以上のような認識処理によれば、単語音声が含
まれる候補区間のそれぞれにおいて求められる認
識結果を相互に比較して、最も信頼性の高いもの
を抽出するので、最終的に離散的に発声された音
声そのものの特徴から求められる認識結果を信頼
性良く得ることができる。つまり音声区間の検出
と、その認識処理とを相互に関連して行うことに
なるので、安定に認識処理を行い得ると云う実用
上多大なる効果が奏せられる。 According to the recognition process described above, the recognition results obtained in each of the candidate sections containing word sounds are compared with each other and the most reliable one is extracted, so that the final utterances are discretely uttered. The recognition results obtained from the characteristics of the voice itself can be obtained with high reliability. In other words, since the detection of the voice section and the recognition process are performed in conjunction with each other, a great practical effect is achieved in that the recognition process can be performed stably.

尚、本発明は上記実施例に限定されるものでは
ない。例えば始端候補点および終端候補点の検出
処理自体、またこれらの組合せによつて求める音
声候補区間の抽出処理更には認識処理法は、種々
の方式を適宜作用することができる。また上述し
た処理に使用する音声の特徴についても特に限定
されない。要するに本発明はその要旨を逸脱しな
い範囲で種々変形して実施することができる。 Note that the present invention is not limited to the above embodiments. For example, various methods can be used as appropriate for the process of detecting the start end candidate point and the end candidate point, the process of extracting the speech candidate section obtained by a combination of these, and the recognition process. Furthermore, there are no particular limitations on the characteristics of the audio used in the above-described processing. In short, the present invention can be implemented with various modifications without departing from the gist thereof.

[Brief explanation of drawings]

第１図は本発明の一実施例装置の概略構成図、
第２図は実施例装置の処理を示す音声信号波形と
始端および終端候補点とその音声候補区間を示す
図、第３図は実施例装置における認識処理の流れ
を示す図である。
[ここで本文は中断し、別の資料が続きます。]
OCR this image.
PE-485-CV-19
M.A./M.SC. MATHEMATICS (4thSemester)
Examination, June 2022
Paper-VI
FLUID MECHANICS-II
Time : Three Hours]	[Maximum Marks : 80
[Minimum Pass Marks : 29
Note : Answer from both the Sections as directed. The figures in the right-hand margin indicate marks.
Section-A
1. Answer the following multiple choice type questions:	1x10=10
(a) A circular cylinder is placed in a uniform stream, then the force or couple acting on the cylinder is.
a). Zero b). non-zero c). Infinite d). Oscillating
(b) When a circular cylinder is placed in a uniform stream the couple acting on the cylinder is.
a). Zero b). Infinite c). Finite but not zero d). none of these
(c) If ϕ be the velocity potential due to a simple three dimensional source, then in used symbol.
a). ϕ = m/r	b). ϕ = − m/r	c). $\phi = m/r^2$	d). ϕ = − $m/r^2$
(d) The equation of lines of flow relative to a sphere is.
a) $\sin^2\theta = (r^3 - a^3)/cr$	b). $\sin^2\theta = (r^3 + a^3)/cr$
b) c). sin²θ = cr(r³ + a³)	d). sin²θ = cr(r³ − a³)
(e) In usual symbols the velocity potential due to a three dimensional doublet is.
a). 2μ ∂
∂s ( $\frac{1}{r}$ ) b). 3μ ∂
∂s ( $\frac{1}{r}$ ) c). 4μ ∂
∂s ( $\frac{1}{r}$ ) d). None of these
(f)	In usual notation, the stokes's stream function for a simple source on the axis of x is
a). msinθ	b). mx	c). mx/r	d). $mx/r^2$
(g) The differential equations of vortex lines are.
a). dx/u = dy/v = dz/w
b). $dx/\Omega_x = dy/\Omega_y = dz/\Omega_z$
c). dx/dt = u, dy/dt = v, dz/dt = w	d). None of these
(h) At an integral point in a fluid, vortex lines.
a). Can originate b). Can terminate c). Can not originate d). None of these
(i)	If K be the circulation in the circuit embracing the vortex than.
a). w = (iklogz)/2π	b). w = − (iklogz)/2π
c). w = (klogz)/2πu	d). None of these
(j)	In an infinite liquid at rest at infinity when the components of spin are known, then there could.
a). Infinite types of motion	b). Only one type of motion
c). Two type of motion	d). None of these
１……音声入力部、２……音響分析処理部、３
……特徴抽出部、４……音声区間検出回路、５…
…認識部、６……制御部。 FIG. 1 is a schematic diagram of an apparatus according to an embodiment of the present invention;
FIG. 2 is a diagram showing an audio signal waveform, starting and ending candidate points, and their audio candidate sections, showing the processing of the embodiment device, and FIG. 3 is a diagram showing the flow of recognition processing in the embodiment device. 1...Audio input section, 2...Acoustic analysis processing section, 3
...Feature extraction unit, 4...Speech section detection circuit, 5...
...Recognition unit, 6...Control unit.

Claims

[Claims]

1. Means for inputting an audio signal and performing acoustic analysis at each predetermined frame period, and from this acoustic analysis result, labeling vowels and nasals for each frame based on phoneme similarity, and labeling from the outline of the spectrum. means for labeling consonants to extract features of a speech signal; means for detecting a starting point and an end candidate point of the speech signal according to the features of the speech signal and the acoustic analysis results; The vowel/nasal labels and consonant labels obtained for each frame are used to determine whether the segment is a voice or not for multiple speech candidate sections obtained by all possible combinations of the above starting point candidate points and end point candidate points. means for determining if it is noise; means for resampling and extracting the features of the speech signal in the speech candidate sections detected as speech; What is claimed is: 1. A speech recognition device comprising: recognition means.